In 1998 a study of facial symmetry and beauty was experimented on by Gillian Rhodes called "Facial symmetry and the perception of beauty". In the experiment, images of human faces were digitally manipulated to show various amounts of symmetry. People were asked to rate the faces, and found that the faces with the most symmetry were the most attractive.

===Reproductive advantages===
Developmental homeostasis is present not only in humans, but in animals as well. The choosing of symmetrical features over asymmetrical features have been observed in birds, lizards, Araneae, and even insects. For example, barn swallow females have been reported to prefer males whose long outer feathers are the same length on each side. Symmetrical males gain a reproductive advantage because of the female mate choice.

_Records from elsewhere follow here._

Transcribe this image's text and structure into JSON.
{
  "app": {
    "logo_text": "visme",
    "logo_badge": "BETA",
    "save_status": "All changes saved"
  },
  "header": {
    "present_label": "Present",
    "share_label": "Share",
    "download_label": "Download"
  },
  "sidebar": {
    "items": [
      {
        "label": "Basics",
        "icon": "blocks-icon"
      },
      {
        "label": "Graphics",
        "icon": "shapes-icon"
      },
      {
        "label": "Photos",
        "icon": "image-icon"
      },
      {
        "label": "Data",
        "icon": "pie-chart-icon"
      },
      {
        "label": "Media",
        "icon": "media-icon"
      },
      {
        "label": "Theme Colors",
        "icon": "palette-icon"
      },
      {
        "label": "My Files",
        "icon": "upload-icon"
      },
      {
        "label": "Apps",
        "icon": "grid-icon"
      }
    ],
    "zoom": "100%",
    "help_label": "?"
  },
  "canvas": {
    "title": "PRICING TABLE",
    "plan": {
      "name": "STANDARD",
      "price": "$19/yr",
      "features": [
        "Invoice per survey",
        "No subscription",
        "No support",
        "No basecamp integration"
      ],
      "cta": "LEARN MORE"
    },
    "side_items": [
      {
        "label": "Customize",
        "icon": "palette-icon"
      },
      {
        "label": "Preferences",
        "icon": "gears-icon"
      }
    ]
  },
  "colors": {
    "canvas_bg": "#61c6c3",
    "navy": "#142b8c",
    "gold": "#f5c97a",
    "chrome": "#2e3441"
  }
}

Another example is the behavior exhibited in the damselfly Lestes viridis, where males with more symmetrical hindwings were mated with more than their unmated rivals with asymmetrical hindwings. These examples show that individuals with high quality features are able to reproduce their large and symmetrical traits, while individuals who have lower quality features suffer costs to produce their asymmetrical traits.

One species that chooses their mates based on body symmetry is the brush-legged wolf spider. Males who have larger tufts on one leg than the other (asymmetrical) tend to be smaller and have poorer fitness than the males who have symmetrical tufts. During courtship, the males wave their hair foreleg tufts, and symmetrical males are chosen over asymmetrical males by the females.